Innovative solar model can help all Minnesota Xcel customers save on electric bills
Solar energy intervenors submit first-of-its-kind planning tool to predict rooftop solar growth
Minneapolis, MN – The most affordable, cleanest and job-creating way for Xcel Energy to meet future electricity demand is to set higher incentives for local solar power, a group of clean energy advocates demonstrated in a legal filing at the Minnesota Public Utilities Commission (PUC) Thursday.

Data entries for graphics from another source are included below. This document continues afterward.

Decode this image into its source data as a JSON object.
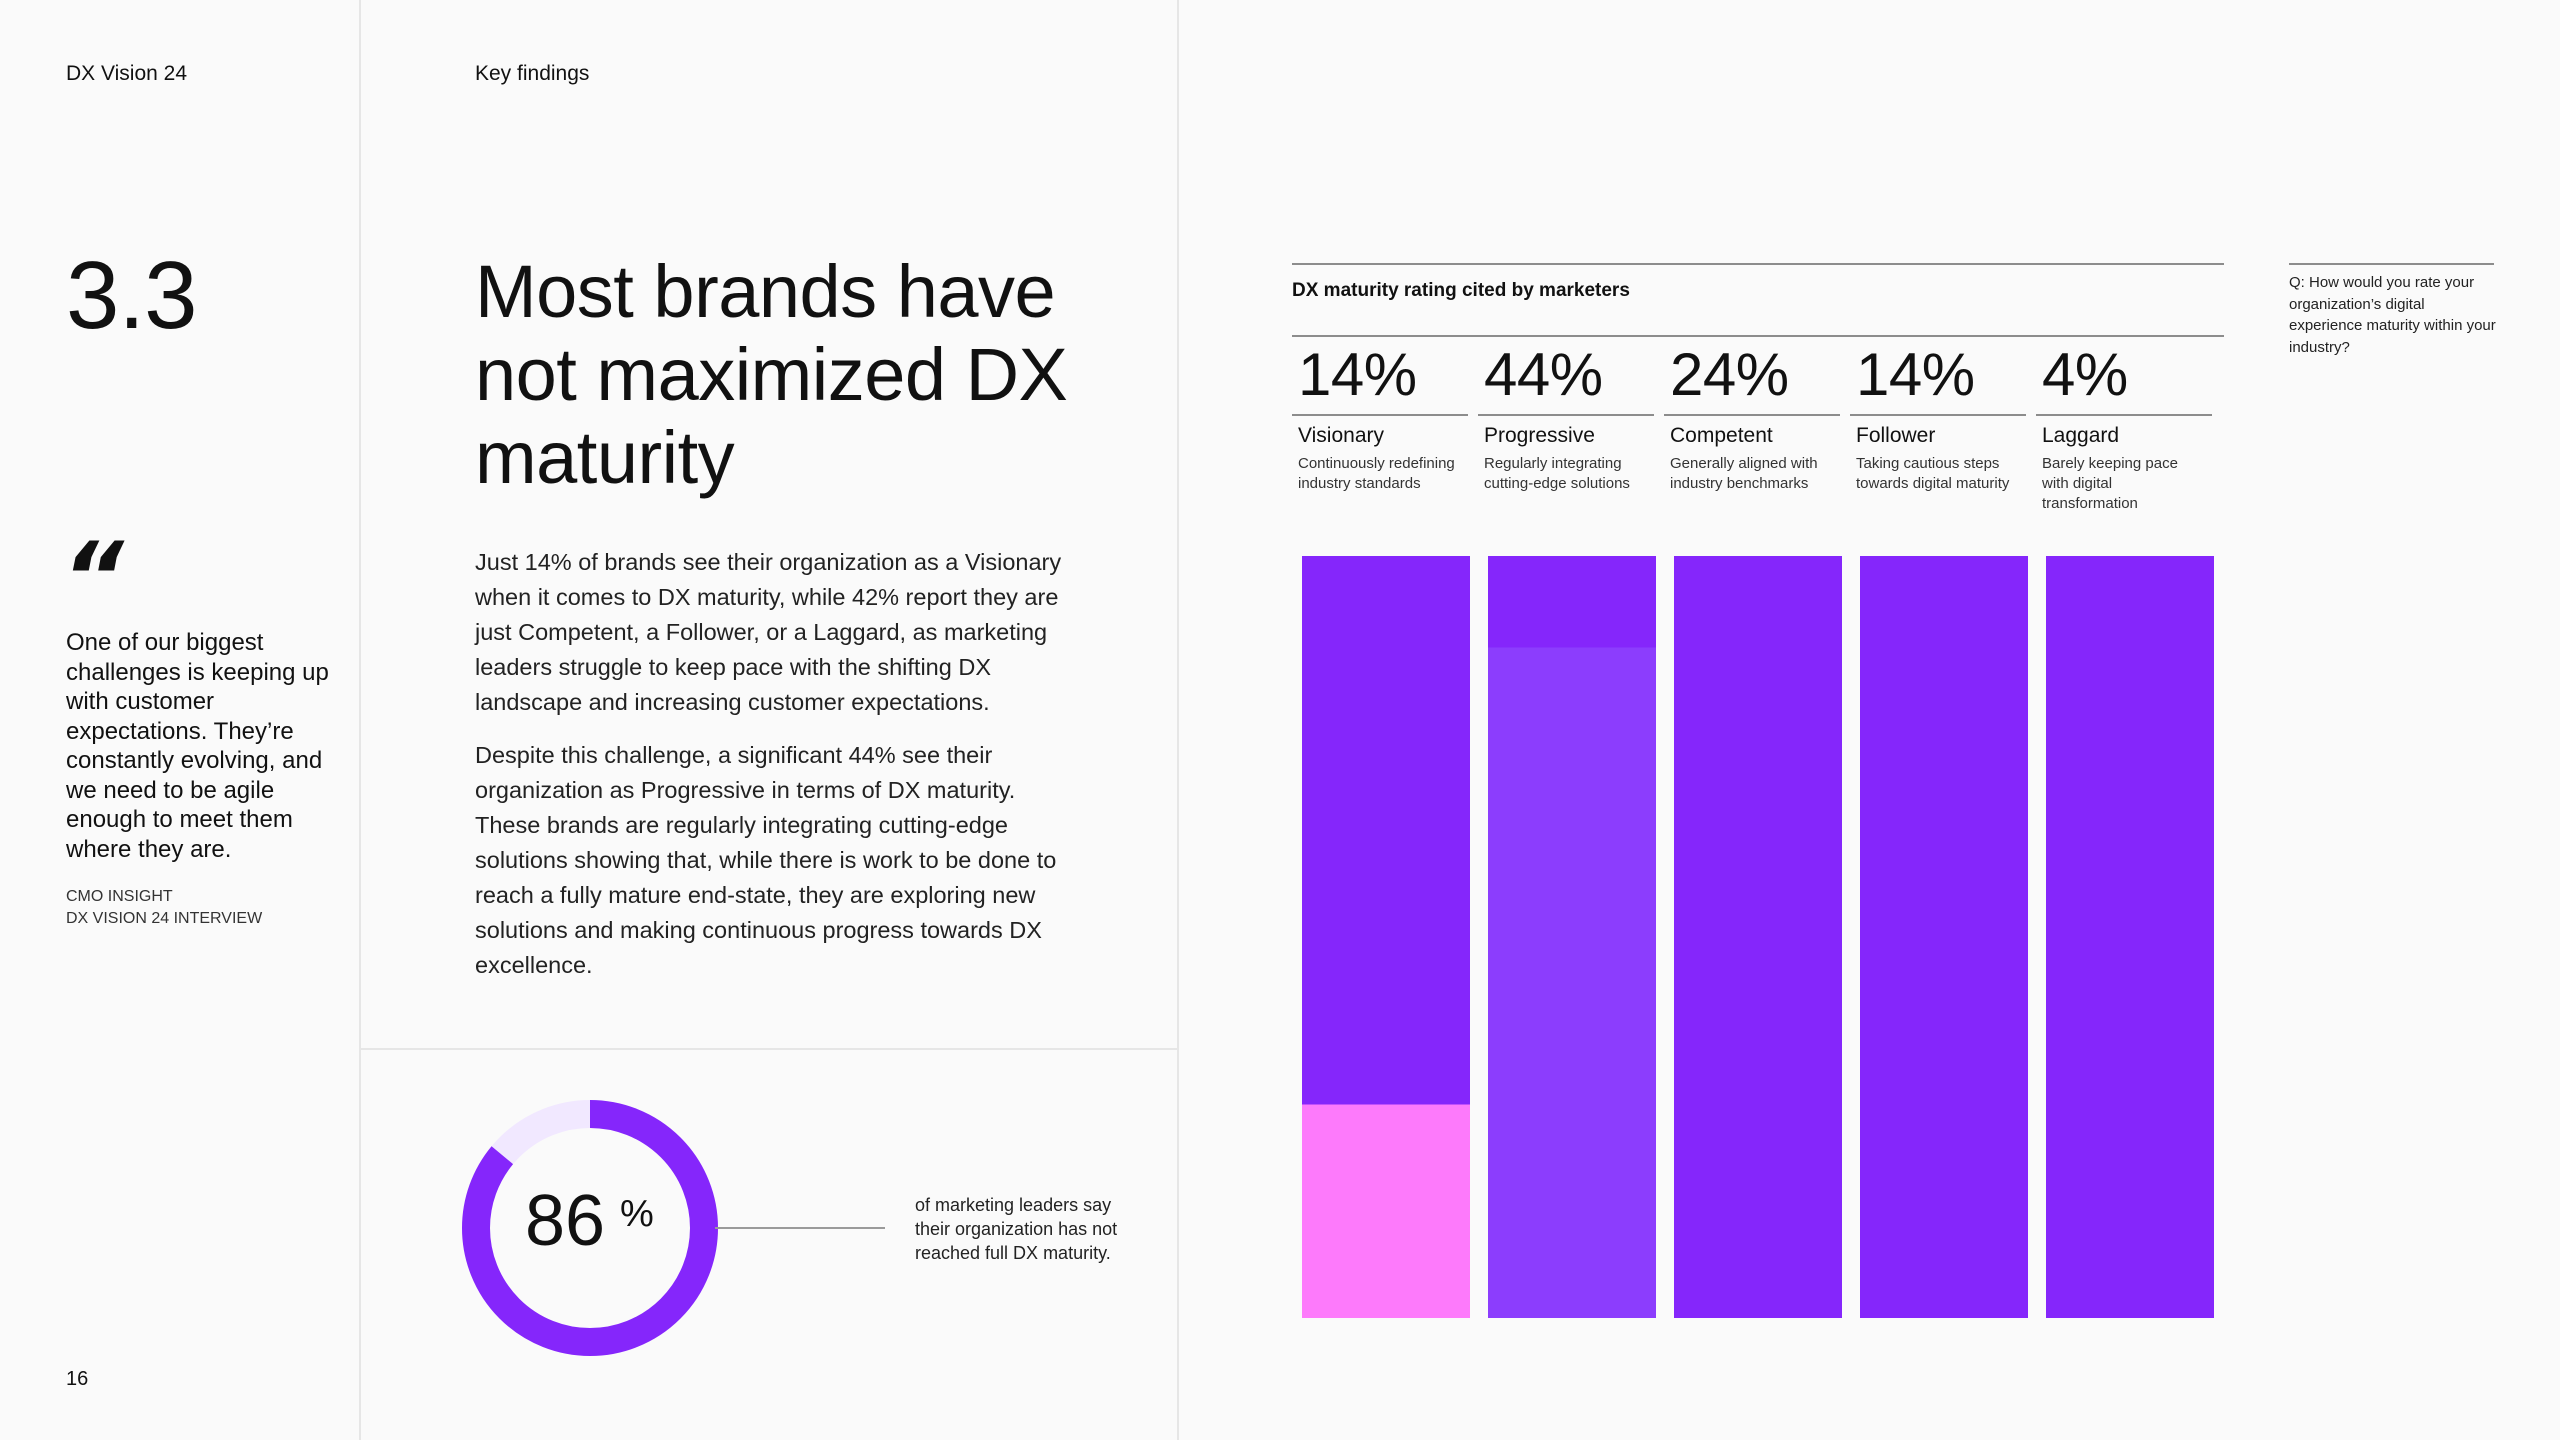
{
  "header": {
    "brand": "DX Vision 24",
    "section_label": "Key findings"
  },
  "section_number": "3.3",
  "quote": {
    "mark": "“",
    "text": "One of our biggest challenges is keeping up with customer expectations. They’re constantly evolving, and we need to be agile enough to meet them where they are.",
    "source_line1": "CMO INSIGHT",
    "source_line2": "DX VISION 24 INTERVIEW"
  },
  "page_number": "16",
  "headline": "Most brands have not maximized DX maturity",
  "paragraphs": [
    "Just 14% of brands see their organization as a Visionary when it comes to DX maturity, while 42% report they are just Competent, a Follower, or a Laggard, as marketing leaders struggle to keep pace with the shifting DX landscape and increasing customer expectations.",
    "Despite this challenge, a significant 44% see their organization as Progressive in terms of DX maturity. These brands are regularly integrating cutting-edge solutions showing that, while there is work to be done to reach a fully mature end-state, they are exploring new solutions and making continuous progress towards DX excellence."
  ],
  "stat": {
    "value": "86",
    "unit": "%",
    "percent": 86,
    "caption": "of marketing leaders say their organization has not reached full DX maturity."
  },
  "question": "Q: How would you rate your organization’s digital experience maturity within your industry?",
  "colors": {
    "purple": "#8526fb",
    "purple_light": "#8c3dfd",
    "pink": "#fd7afb",
    "ring_bg": "#f1e8ff"
  },
  "chart_data": {
    "type": "bar",
    "title": "DX maturity rating cited by marketers",
    "categories": [
      "Visionary",
      "Progressive",
      "Competent",
      "Follower",
      "Laggard"
    ],
    "values": [
      14,
      44,
      24,
      14,
      4
    ],
    "labels": [
      "14%",
      "44%",
      "24%",
      "14%",
      "4%"
    ],
    "descriptions": [
      "Continuously redefining industry standards",
      "Regularly integrating cutting-edge solutions",
      "Generally aligned with industry benchmarks",
      "Taking cautious steps towards digital maturity",
      "Barely keeping pace with digital transformation"
    ],
    "highlights": [
      {
        "category": "Visionary",
        "color": "#fd7afb",
        "fraction_of_bar": 0.28
      },
      {
        "category": "Progressive",
        "color": "#8c3dfd",
        "fraction_of_bar": 0.88
      }
    ]
  }
}
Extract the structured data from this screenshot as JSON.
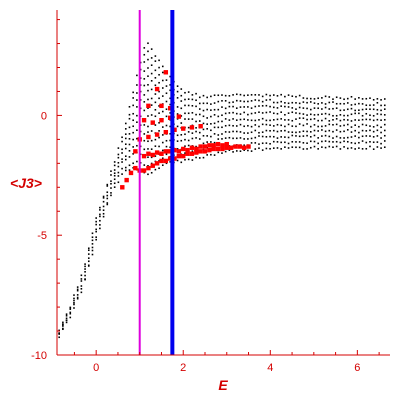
{
  "chart_data": {
    "type": "scatter",
    "title": "",
    "xlabel": "E",
    "ylabel": "<J3>",
    "xlim": [
      -0.9,
      6.75
    ],
    "ylim": [
      -10,
      4.4
    ],
    "x_ticks": [
      0,
      2,
      4,
      6
    ],
    "y_ticks": [
      0,
      -5,
      -10
    ],
    "grid": false,
    "colors": {
      "axis": "#d40000",
      "black_points": "#000000",
      "red_points": "#ff0000",
      "magenta_line": "#dd00dd",
      "blue_line": "#0000ee"
    },
    "vertical_lines": [
      {
        "x": 1.0,
        "color": "#dd00dd"
      },
      {
        "x": 1.75,
        "color": "#0000ee"
      }
    ],
    "series": [
      {
        "marker": "small-dot",
        "color": "#000000",
        "envelope": {
          "upper": [
            [
              -0.85,
              -9.0
            ],
            [
              -0.6,
              -8.0
            ],
            [
              -0.3,
              -6.5
            ],
            [
              0.0,
              -4.3
            ],
            [
              0.3,
              -2.6
            ],
            [
              0.6,
              -0.9
            ],
            [
              0.8,
              0.6
            ],
            [
              1.0,
              2.1
            ],
            [
              1.15,
              3.2
            ],
            [
              1.4,
              2.4
            ],
            [
              1.7,
              1.6
            ],
            [
              2.0,
              1.0
            ],
            [
              2.5,
              0.75
            ],
            [
              3.0,
              0.85
            ],
            [
              4.0,
              0.85
            ],
            [
              5.0,
              0.75
            ],
            [
              6.7,
              0.7
            ]
          ],
          "lower": [
            [
              -0.85,
              -9.2
            ],
            [
              -0.6,
              -8.4
            ],
            [
              -0.3,
              -7.2
            ],
            [
              0.0,
              -5.2
            ],
            [
              0.3,
              -3.5
            ],
            [
              0.6,
              -2.4
            ],
            [
              0.9,
              -2.2
            ],
            [
              1.2,
              -2.5
            ],
            [
              1.6,
              -2.0
            ],
            [
              2.0,
              -1.9
            ],
            [
              2.5,
              -1.7
            ],
            [
              3.0,
              -1.5
            ],
            [
              4.0,
              -1.4
            ],
            [
              5.0,
              -1.35
            ],
            [
              6.7,
              -1.35
            ]
          ]
        }
      },
      {
        "marker": "square",
        "color": "#ff0000",
        "values": [
          [
            0.6,
            -3.0
          ],
          [
            0.7,
            -2.7
          ],
          [
            0.8,
            -2.4
          ],
          [
            0.9,
            -2.2
          ],
          [
            1.0,
            -2.3
          ],
          [
            1.1,
            -2.3
          ],
          [
            1.2,
            -2.2
          ],
          [
            1.3,
            -2.1
          ],
          [
            1.4,
            -2.0
          ],
          [
            1.5,
            -1.9
          ],
          [
            1.6,
            -1.9
          ],
          [
            1.7,
            -1.8
          ],
          [
            1.8,
            -1.8
          ],
          [
            1.9,
            -1.7
          ],
          [
            2.0,
            -1.7
          ],
          [
            2.1,
            -1.6
          ],
          [
            2.2,
            -1.6
          ],
          [
            2.3,
            -1.55
          ],
          [
            2.4,
            -1.5
          ],
          [
            2.5,
            -1.5
          ],
          [
            2.6,
            -1.45
          ],
          [
            2.7,
            -1.4
          ],
          [
            2.8,
            -1.4
          ],
          [
            2.9,
            -1.4
          ],
          [
            3.0,
            -1.35
          ],
          [
            3.1,
            -1.35
          ],
          [
            3.2,
            -1.3
          ],
          [
            3.3,
            -1.3
          ],
          [
            3.4,
            -1.35
          ],
          [
            3.5,
            -1.3
          ],
          [
            1.1,
            -1.7
          ],
          [
            1.2,
            -1.6
          ],
          [
            1.3,
            -1.65
          ],
          [
            1.4,
            -1.55
          ],
          [
            1.5,
            -1.6
          ],
          [
            1.6,
            -1.5
          ],
          [
            1.7,
            -1.5
          ],
          [
            1.8,
            -1.45
          ],
          [
            1.9,
            -1.5
          ],
          [
            2.0,
            -1.4
          ],
          [
            2.1,
            -1.45
          ],
          [
            2.2,
            -1.35
          ],
          [
            2.3,
            -1.4
          ],
          [
            2.4,
            -1.3
          ],
          [
            2.5,
            -1.3
          ],
          [
            2.6,
            -1.25
          ],
          [
            2.7,
            -1.25
          ],
          [
            2.8,
            -1.2
          ],
          [
            2.9,
            -1.25
          ],
          [
            3.0,
            -1.2
          ],
          [
            1.2,
            -0.9
          ],
          [
            1.4,
            -0.8
          ],
          [
            1.6,
            -0.7
          ],
          [
            1.8,
            -0.6
          ],
          [
            2.0,
            -0.55
          ],
          [
            2.2,
            -0.5
          ],
          [
            2.4,
            -0.45
          ],
          [
            1.3,
            -0.3
          ],
          [
            1.5,
            -0.2
          ],
          [
            1.7,
            -0.1
          ],
          [
            1.9,
            -0.05
          ],
          [
            1.5,
            0.4
          ],
          [
            1.7,
            0.3
          ],
          [
            1.2,
            0.4
          ],
          [
            1.4,
            1.1
          ],
          [
            1.6,
            1.8
          ],
          [
            1.1,
            -0.2
          ],
          [
            0.9,
            -1.5
          ],
          [
            1.0,
            -1.0
          ]
        ]
      }
    ]
  }
}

“For the first time, we’re showing Xcel how it can model, predict and plan for customer-owned and customer-sited clean energy,” said Will Kenworthy, Regulatory Director, Midwest, for Vote Solar. “Until now, Xcel’s modeling treated local solar as something that just happened, making it unpredictable. With our Comments today, we’re showing how Xcel can plan for local solar, and because it’s the most affordable option, we expect that more local solar will be the headline of its revised plan.”
The Minnesota PUC is currently considering Xcel’s 15-year energy resource development plan, known as an Integrated Resource Plan (IRP). Comments from intervening parties are due today. In their comments, the solar groups demonstrated a new, first-of-its-kind modeling tool that, if incorporated into Xcel’s process, can better predict when, where and how local solar – including rooftop and community solar projects – will develop throughout Minnesota.
“Xcel Energy’s original distributed solar forecast was proprietary bupkis, so we made a public solar model that makes sense,” John Farrell, Co-Director at the Institute for Local Self-Reliance.
Solar advocates based the modeling on a peer-reviewed paper released in December 2019 in Renewable Energy that demonstrates the predictable, causal relationship between different incentive programs and values on local solar projects. For example, with a $722 additional rebate from Xcel on an average sized system, the model predicts 60 MW of customer-sited distributed generation. With this specific, modelable knowledge, Xcel can now incorporate local solar and solar incentive programs into its IRP — reducing customer bills, protecting clean air and creating more local jobs.
“Xcel continues to dismiss community and distributed solar as key tools for bringing the benefits of clean energy to folks who might not otherwise be able to afford it”, said Patty O’Keefe, an Organizing Representative working with the Sierra Club’s Beyond Coal Campaign. “Sierra Club’s cost-effective Clean Energy for All plan saves customers over $2 billion by avoiding a risky new fossil gas plant and instead building out renewable energy and storage – including twice the level of community solar as Xcel’s plan and calls for seven times more distributed solar generation.”
The advocates developed the concept of modeling future local solar generation and then worked closely with the Sierra Club and its modeling team to incorporate local solar resources into their alternative to Xcel’s Preferred Plan: the Clean Energy for All Plan.
“Our modeling shows that an efficient use of customer-owned solar can help thousands of low-income Minnesota families take control of their electric bills and save,” said Timothy DenHerder-Thomas, General Manager of Cooperative Energy Futures. “Xcel’s resource plan must address the underlying inequities in our current energy system, and customer-owned local solar can help.”
In Minnesota and across the country the lowest-income families are also those with the highest energy burden, meaning that they pay the highest percentage of their income toward their electricity bill. Compared to utility owned resources, local solar makes it easier to ensure that income-qualified or other targeted groups can save on their electric bills. With specific policies and programs from Xcel, future energy resources can meet Minnesota’s needs while ensuring that those who have been previously harmed, excluded or burdened by our electric grid now receive targeted savings, and even local clean energy jobs.
These Comments are submitted by the Distributed Solar Parties (DSP), which consists of Vote Solar, the Institute for Local Self Reliance (ILSR), and Cooperative Energy Futures, all represented by Earthjustice, and the Environmental Law & Policy Center, which is representing itself.